In March 2015, Julie Plec expressed on Twitter a desire to adapt the books into a television series. In May 2021, Peacock picked up Vampire Academy straight-to-series with Plec and Marguerite MacIntyre as developers and also expected to executive produce alongside Emily Cummins and Jillian DeFrehn, as part of Plec overall deal at Universal Television. Don Murphy, Susan Montford, and Deepak Nayar, who produced the 2014 film, also joined the series as executive producers.

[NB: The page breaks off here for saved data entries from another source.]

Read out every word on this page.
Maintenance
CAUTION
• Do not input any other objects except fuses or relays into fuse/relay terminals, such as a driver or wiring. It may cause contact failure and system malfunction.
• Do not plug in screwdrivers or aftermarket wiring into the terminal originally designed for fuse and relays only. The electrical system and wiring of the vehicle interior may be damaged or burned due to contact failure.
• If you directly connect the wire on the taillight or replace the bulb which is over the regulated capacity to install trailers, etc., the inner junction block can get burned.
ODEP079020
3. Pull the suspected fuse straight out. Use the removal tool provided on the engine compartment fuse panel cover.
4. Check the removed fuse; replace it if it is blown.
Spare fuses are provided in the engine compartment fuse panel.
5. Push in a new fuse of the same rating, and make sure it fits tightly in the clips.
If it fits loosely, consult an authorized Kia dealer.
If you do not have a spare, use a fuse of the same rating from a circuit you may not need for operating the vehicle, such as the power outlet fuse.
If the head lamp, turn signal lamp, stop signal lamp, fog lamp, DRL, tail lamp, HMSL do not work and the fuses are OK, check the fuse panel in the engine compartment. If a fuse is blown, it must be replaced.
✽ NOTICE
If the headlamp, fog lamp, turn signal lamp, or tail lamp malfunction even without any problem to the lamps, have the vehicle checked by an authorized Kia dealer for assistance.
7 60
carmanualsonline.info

On January 20, 2023, Peacock canceled the series after one season. Though Plec initially announced that they were shopping the series to other platforms, she confirmed in April 2023 that cast contracts had expired, ending chances of a revival.

===Casting===
In August 2021, the core cast for the series was set, including Sisi Stringer as Rose Hathaway, Daniela Nieves as Lissa Dragomir, Kieron Moore as Dimitri Belikov, and André Dae Kim as Christian Ozera. J. August Richards, Jonetta Kaiser, and Andrew Liner were cast as Victor Dashkov, Sonya Karp, and Mason Ashford, respectively. Anita-Joy Uwajeh joined the cast as Tatiana Vogel, while Mia McKenna-Bruce signed for the role of Mia Karp, two re-imagined versions of characters from the books, Tatiana Ivashkov, and Mia Rinaldi. Rhian Blundell was announced to play Meredith, a minor characters in the books. In August 2022, Angela Wynter, Lorna Brown, Louisa Connolly-Burnham, Cornelius Macarthy, Jason Diaz, Jennifer Kirby, Joseph Ollman, and Pik-Sen Lim were cast in recurring capacities.

===Filming===
Filming had begun in Spain in locations such as Pamplona, Olite, Viana and Zaragoza in September 2021, as revealed by Bille Woodruff, who directed the pilot, and Julie Plec. The series was also filmed in Portugal.

==Release==
Vampire Academy premiered on Peacock on September 15, 2022.

==Reception==

The review aggregator website Rotten Tomatoes reported a 77% approval rating with an average rating of 7.4/10, based on 13 critic reviews. Metacritic, which uses a weighted average, assigned a score of 59 out of 100 based on 7 critics, indicating "mixed or average reviews".